Jennifer era stesa accanto a lui, il volto sul suo stesso cuscino, le gambe infilate tra le sue. Teneva gli occhi chiusi, stava ancora dormendo, la sentiva respirare, un respiro che gli accarezzava la pelle, lento, regolare, che infondeva calma.

Era serena, e sorrideva.

Anche lui sorrise, non poteva fare altrimenti di fronte allo spettacolo che la ragazza, inconsapevolmente, gli stava offrendo. Un assaggio di ciò che, da quel momento in poi, sarebbe stata la sua vita, una vita non più fatta soltanto di lavoro, ma da condividere con qualcuno. Di nuovo.

Restò immobile, sul fianco, a guardarla dormire. Nel mentre, continuava a chiedersi se fidarsi del suo cuore fosse stata la cosa giusta, se non avrebbe finito per pentirsene, prima o poi. Di nuovo.

Perché se l'immagine di Jennifer, nuda e bellissima tra le lanzuola di seta grigia, riusciva a mozzargli il fiato e a fargli desiderare di restare in quel letto per l'eternità, realizzare di aver commesso un errore - l'ennesimo - o di non essere più in grado di amare come sapeva fare un tempo lo mandava letteralmente fuori di testa.

Eppure, dopo averla vista fuggire via dalla stanza d'albergo, sconvolta e con gli occhi pieni di lacrime, dopo essersi reso conto che, stavolta, faceva sul serio, che non gli avrebbe più permesso di giocare con il suo cuore - e tra le sue gambe - non aveva avuto alcun dubbio: non poteva lasciare che finisse così, non poteva rinunciare a lei e a come lei lo faceva sentire.

Ed era corso a riprendersela, si era tolto la maschera e le aveva confessato il suo amore, lo aveva fatto d'istinto, cosa a cui non era per niente abituato.

Lui sulle cose ci doveva riflettere. Aveva rimuginato per settimane, prima di chiedere a Marlene di sposarlo, probabilmente avrebbe dovuto prendersi più tempo anche adesso, se non fosse che di tempo, Jennifer, gliene aveva concesso anche troppo.

Prendere o lasciare, si era detto. E alla fine aveva scelto di rischiare.

Stare con Jennifer, a ogni modo, era il suo più grande desiderio, restava soltanto da scoprire se sarebbe riuscito nell'impresa.

La ragazza si mosse piano, mugugnò qualcosa di incomprensibile, poi riaprì gli occhi e andò in cerca di lui.

«Che bel risveglio. Oserei dire... il migliore della mia vita...» disse con la voce impastata dal sonno, e si fece ancora più vicina.

Andrew l'accolse tra le sue braccia, le baciò le labbra e poi la fronte, ma non replicò.

«Il tuo letto è uno sballo, è comodissimo. Potrei farci l'abitudine, sai?»

Lui, con i capelli biondi e profumati di miele a solleticargli il mento ruvido, rise appena. «Nessuno ti impedirà di dormirci tutte le volte che vuoi.»

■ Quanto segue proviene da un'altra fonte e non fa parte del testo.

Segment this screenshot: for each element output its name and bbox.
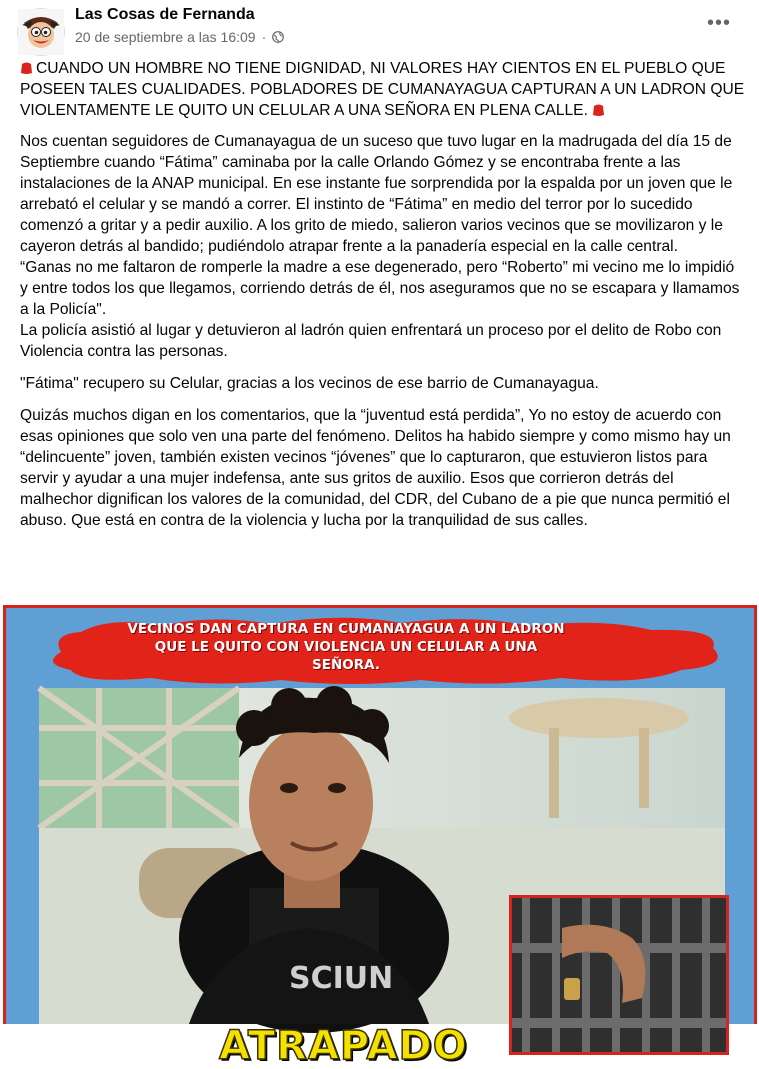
post-header xyxy=(0,0,759,56)
banner-line-2: QUE LE QUITO CON VIOLENCIA UN CELULAR A UNA xyxy=(154,639,538,655)
post-timestamp[interactable]: 20 de septiembre a las 16:09 xyxy=(75,29,256,45)
quote-text: “Ganas no me faltaron de romperle la madre a ese degenerado, pero “Roberto” mi vecino me lo impidió y entre todos los que llegamos, corriendo detrás de él, nos aseguramos que no se escapara y llamamos a la Policía". xyxy=(20,259,740,318)
story-text: Nos cuentan seguidores de Cumanayagua de un suceso que tuvo lugar en la madrugada del día 15 de Septiembre cuando “Fátima” caminaba por la calle Orlando Gómez y se encontraba frente a las instalaciones de la ANAP municipal. En ese instante fue sorprendida por la espalda por un joven que le arrebató el celular y se mandó a correr. El instinto de “Fátima” en medio del terror por lo sucedido comenzó a gritar y a pedir auxilio. A los grito de miedo, salieron varios vecinos que se movilizaron y le cayeron detrás al bandido; pudiéndolo atrapar frente a la panadería especial en la calle central. xyxy=(20,133,733,255)
suspect-photo xyxy=(39,688,725,1069)
police-text: La policía asistió al lugar y detuvieron al ladrón quien enfrentará un proceso por el delito de Robo con Violencia contra las personas. xyxy=(20,322,722,360)
more-options-button[interactable]: ••• xyxy=(706,12,731,34)
banner-line-3: SEÑORA. xyxy=(312,657,380,673)
paragraph-opinion: Quizás muchos digan en los comentarios, que la “juventud está perdida”, Yo no estoy de acuerdo con esas opiniones que solo ven una parte del fenómeno. Delitos ha habido siempre y como mismo hay un “delincuente” joven, también existen vecinos “jóvenes” que lo capturaron, que estuvieron listos para servir y ayudar a una mujer indefensa, ante sus gritos de auxilio. Esos que corrieron detrás del malhechor dignifican los valores de la comunidad, del CDR, del Cubano de a pie que nunca permitió el abuso. Que está en contra de la violencia y lucha por la tranquilidad de sus calles. xyxy=(20,407,731,529)
caption-atrapado: ATRAPADO xyxy=(219,1023,468,1069)
page-avatar[interactable] xyxy=(17,8,65,56)
jail-bars-art xyxy=(512,898,726,1052)
meta-separator: · xyxy=(261,29,267,45)
paragraph-recovered: "Fátima" recupero su Celular, gracias a los vecinos de ese barrio de Cumanayagua. xyxy=(20,375,599,392)
red-bullet-icon xyxy=(20,61,33,75)
post-meta xyxy=(75,29,284,45)
banner-line-1: VECINOS DAN CAPTURA EN CUMANAYAGUA A UN LADRON xyxy=(127,621,565,637)
banner-headline xyxy=(106,620,586,674)
jail-inset-photo xyxy=(509,895,729,1055)
red-bullet-icon xyxy=(592,103,605,117)
globe-icon xyxy=(272,31,284,43)
post-body xyxy=(20,58,745,542)
post-image[interactable] xyxy=(3,605,757,1069)
post-headline xyxy=(20,58,745,121)
paragraph-story xyxy=(20,131,745,362)
headline-text: CUANDO UN HOMBRE NO TIENE DIGNIDAD, NI VALORES HAY CIENTOS EN EL PUEBLO QUE POSEEN TALES CUALIDADES. POBLADORES DE CUMANAYAGUA CAPTURAN A UN LADRON QUE VIOLENTAMENTE LE QUITO UN CELULAR A UNA SEÑORA EN PLENA CALLE. xyxy=(20,60,745,119)
avatar-cartoon-icon xyxy=(18,9,64,55)
svg-text:SCIUN: SCIUN xyxy=(289,961,394,996)
page-name[interactable]: Las Cosas de Fernanda xyxy=(75,6,255,23)
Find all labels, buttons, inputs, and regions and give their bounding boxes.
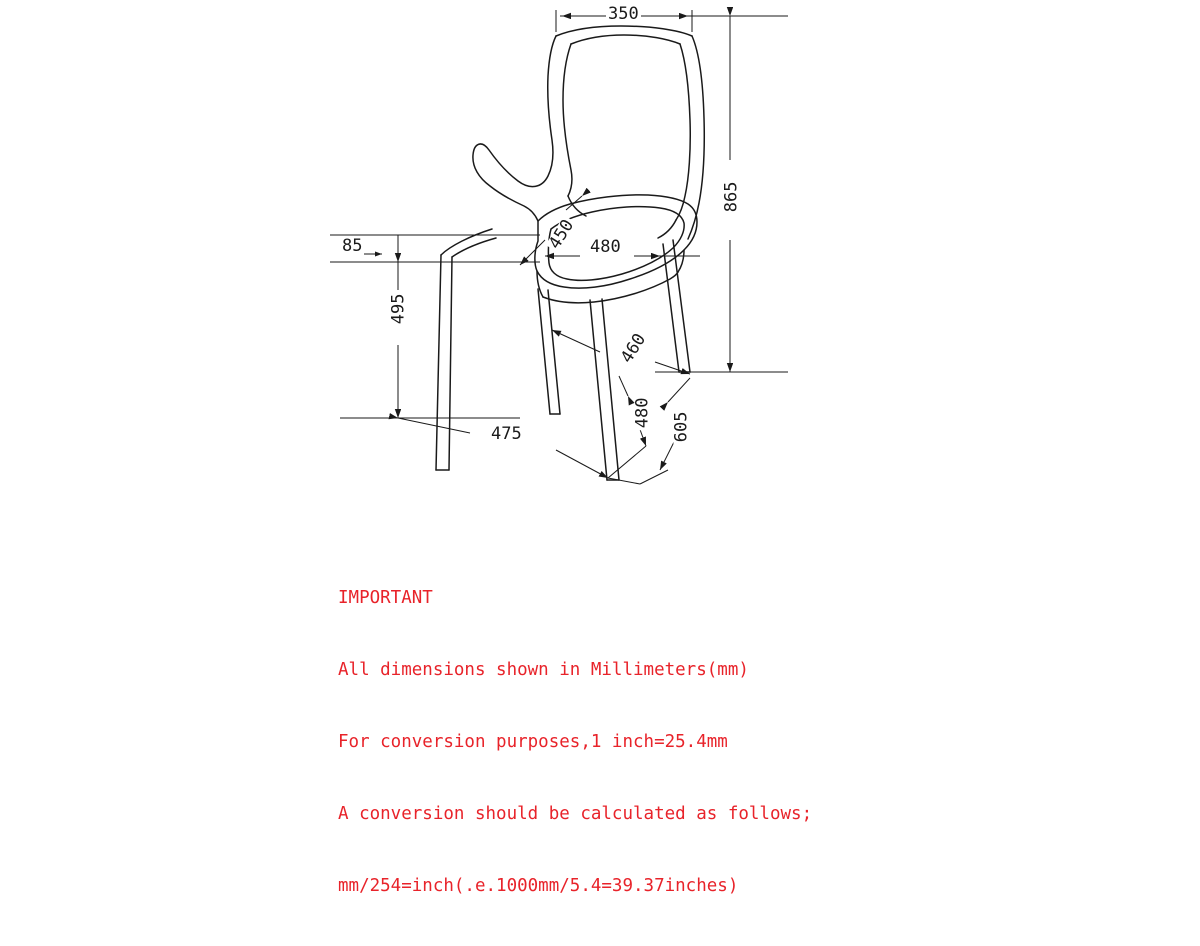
notes-line-4: mm/254=inch(.e.1000mm/5.4=39.37inches) (338, 876, 739, 896)
dim-base-diagonal: 605 (671, 411, 692, 443)
dim-base-width: 475 (491, 424, 522, 444)
dim-seat-depth: 450 (544, 216, 579, 253)
dim-base-depth: 480 (632, 397, 653, 429)
dim-seat-height: 495 (388, 293, 409, 325)
notes-line-1: All dimensions shown in Millimeters(mm) (338, 660, 749, 680)
important-notes (338, 538, 812, 946)
dim-top-width: 350 (608, 4, 639, 24)
notes-line-3: A conversion should be calculated as follows; (338, 804, 813, 824)
dim-cushion-thickness: 85 (342, 236, 363, 256)
chair-outline (436, 26, 704, 480)
notes-line-2: For conversion purposes,1 inch=25.4mm (338, 732, 728, 752)
dim-overall-height: 865 (721, 181, 742, 213)
dim-leg-spread: 460 (616, 330, 651, 367)
notes-heading: IMPORTANT (338, 588, 433, 608)
dim-seat-width: 480 (590, 237, 621, 257)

Jennifer sollevò la testa dal pettorale su cui era adagiata e lo guardò inarcando un sopracciglio. «Sai che non resterei per dormire...»

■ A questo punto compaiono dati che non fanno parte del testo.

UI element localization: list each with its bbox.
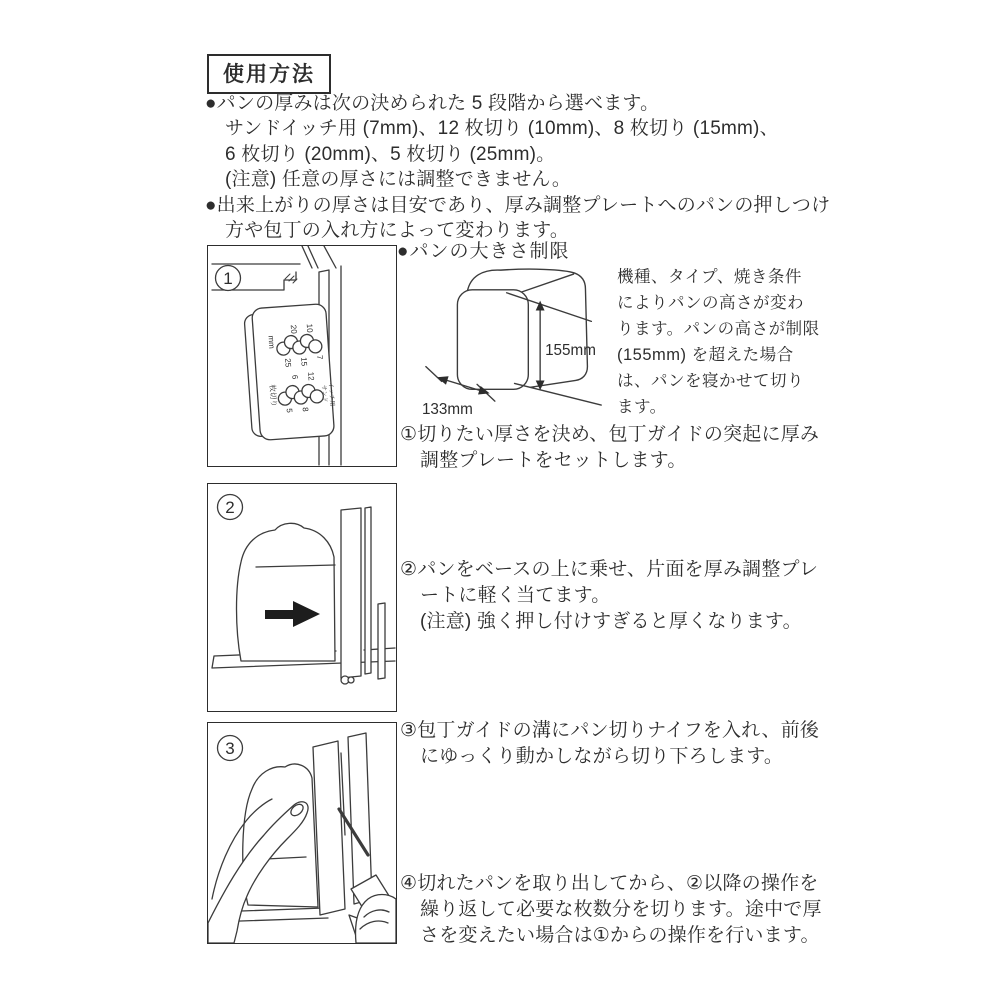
thickness-plate [244, 303, 339, 441]
step-line: ②パンをベースの上に乗せ、片面を厚み調整プレ [400, 559, 819, 580]
bread-on-base-illustration [208, 484, 396, 711]
note-line: 方や包丁の入れ方によって変わります。 [225, 220, 570, 242]
diagram-step1 [207, 245, 397, 467]
slicing-illustration [208, 723, 396, 943]
dim-ext-bottom [515, 383, 602, 405]
step1-badge-number: 1 [223, 269, 233, 288]
note-line: ●パンの厚みは次の決められた 5 段階から選べます。 [205, 93, 660, 114]
desc-line: によりパンの高さが変わ [617, 294, 804, 312]
plate-unit-mm: mm [266, 335, 277, 350]
desc-line: 機種、タイプ、焼き条件 [617, 268, 802, 286]
desc-line: ます。 [617, 398, 667, 416]
knife-guide-plate-illustration [208, 246, 396, 466]
size-limit-description [617, 264, 820, 420]
step3-text [400, 718, 819, 770]
plate-unit-slices: 枚切り [267, 384, 279, 408]
height-dimension-label: 155mm [545, 341, 596, 359]
loaf-top-right-edge [519, 274, 573, 293]
guide-foot-2 [348, 677, 354, 683]
step-line: ③包丁ガイドの溝にパン切りナイフを入れ、前後 [400, 720, 820, 741]
guide-top-slant [302, 246, 336, 268]
plate-label-sandwich-1: サンド [320, 384, 328, 403]
plate-label-15: 15 [299, 356, 309, 367]
plate-label-6: 6 [290, 374, 300, 380]
note-line: 6 枚切り (20mm)、5 枚切り (25mm)。 [225, 143, 556, 165]
note-line: (注意) 任意の厚さには調整できません。 [225, 169, 572, 191]
note-line: サンドイッチ用 (7mm)、12 枚切り (10mm)、8 枚切り (15mm)、 [225, 118, 779, 140]
thickness-plate-edge [365, 507, 371, 674]
step1-text [400, 422, 819, 474]
step2-text [400, 557, 818, 635]
step4-text [400, 871, 822, 949]
step2-badge-number: 2 [225, 498, 235, 517]
diagram-step2 [207, 483, 397, 712]
plate-label-7: 7 [314, 354, 325, 360]
guide-board [341, 508, 361, 678]
desc-line: は、パンを寝かせて切り [617, 372, 804, 390]
page-title: 使用方法 [207, 54, 331, 94]
step-line: ④切れたパンを取り出してから、②以降の操作を [400, 873, 819, 894]
step-line: ートに軽く当てます。 [420, 585, 611, 606]
depth-dimension-label: 133mm [421, 400, 473, 418]
guide-stopper [378, 603, 385, 679]
step-line: ①切りたい厚さを決め、包丁ガイドの突起に厚み [400, 424, 820, 445]
plate-label-8: 8 [300, 406, 310, 413]
step-line: さを変えたい場合は①からの操作を行います。 [420, 925, 820, 946]
plate-label-sandwich-2: イッチ用 [326, 382, 335, 407]
diagram-step3 [207, 722, 397, 944]
guide-board-back [348, 733, 372, 904]
bread-size-diagram [418, 264, 615, 424]
desc-line: (155mm) を超えた場合 [617, 346, 794, 364]
plate-label-12: 12 [306, 371, 316, 381]
step-line: にゆっくり動かしながら切り下ろします。 [420, 746, 784, 767]
bread-loaf-illustration [418, 264, 615, 424]
plate-label-20: 20 [288, 324, 299, 335]
loaf-front-face [457, 290, 528, 389]
step-line: 調整プレートをセットします。 [420, 450, 687, 471]
step-line: 繰り返して必要な枚数分を切ります。途中で厚 [420, 899, 822, 920]
plate-label-5: 5 [284, 408, 294, 414]
hatch-marks [285, 274, 297, 283]
size-limit-heading: ●パンの大きさ制限 [397, 241, 570, 262]
plate-label-25: 25 [283, 358, 293, 368]
step-line: (注意) 強く押し付けすぎると厚くなります。 [420, 611, 802, 632]
intro-notes [205, 91, 830, 243]
desc-line: ります。パンの高さが制限 [617, 320, 820, 338]
bread-loaf [237, 523, 336, 661]
plate-label-10: 10 [304, 323, 315, 333]
note-line: ●出来上がりの厚さは目安であり、厚み調整プレートへのパンの押しつけ [205, 194, 831, 216]
step3-badge-number: 3 [225, 739, 235, 758]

«Non ti piace dormire con me? »

«Mi piace, ma preferisco molto di più fare questo...»

La ragazza rise maliziosa, poi, senza smettere di guardarlo negli occhi, cominciò a tracciare una scia di piccoli baci dallo sterno all'addome di Andrew fino a raggiungere l'erezione mattutina più vigorosa che avesse visto.

Strinse l'asta turgida nella mano destra e si leccò voluttuosamente le labbra, rivelando, senza alcun pudore, tutto il desiderio che aveva di assaggiare il sapore di Andy ancora una volta.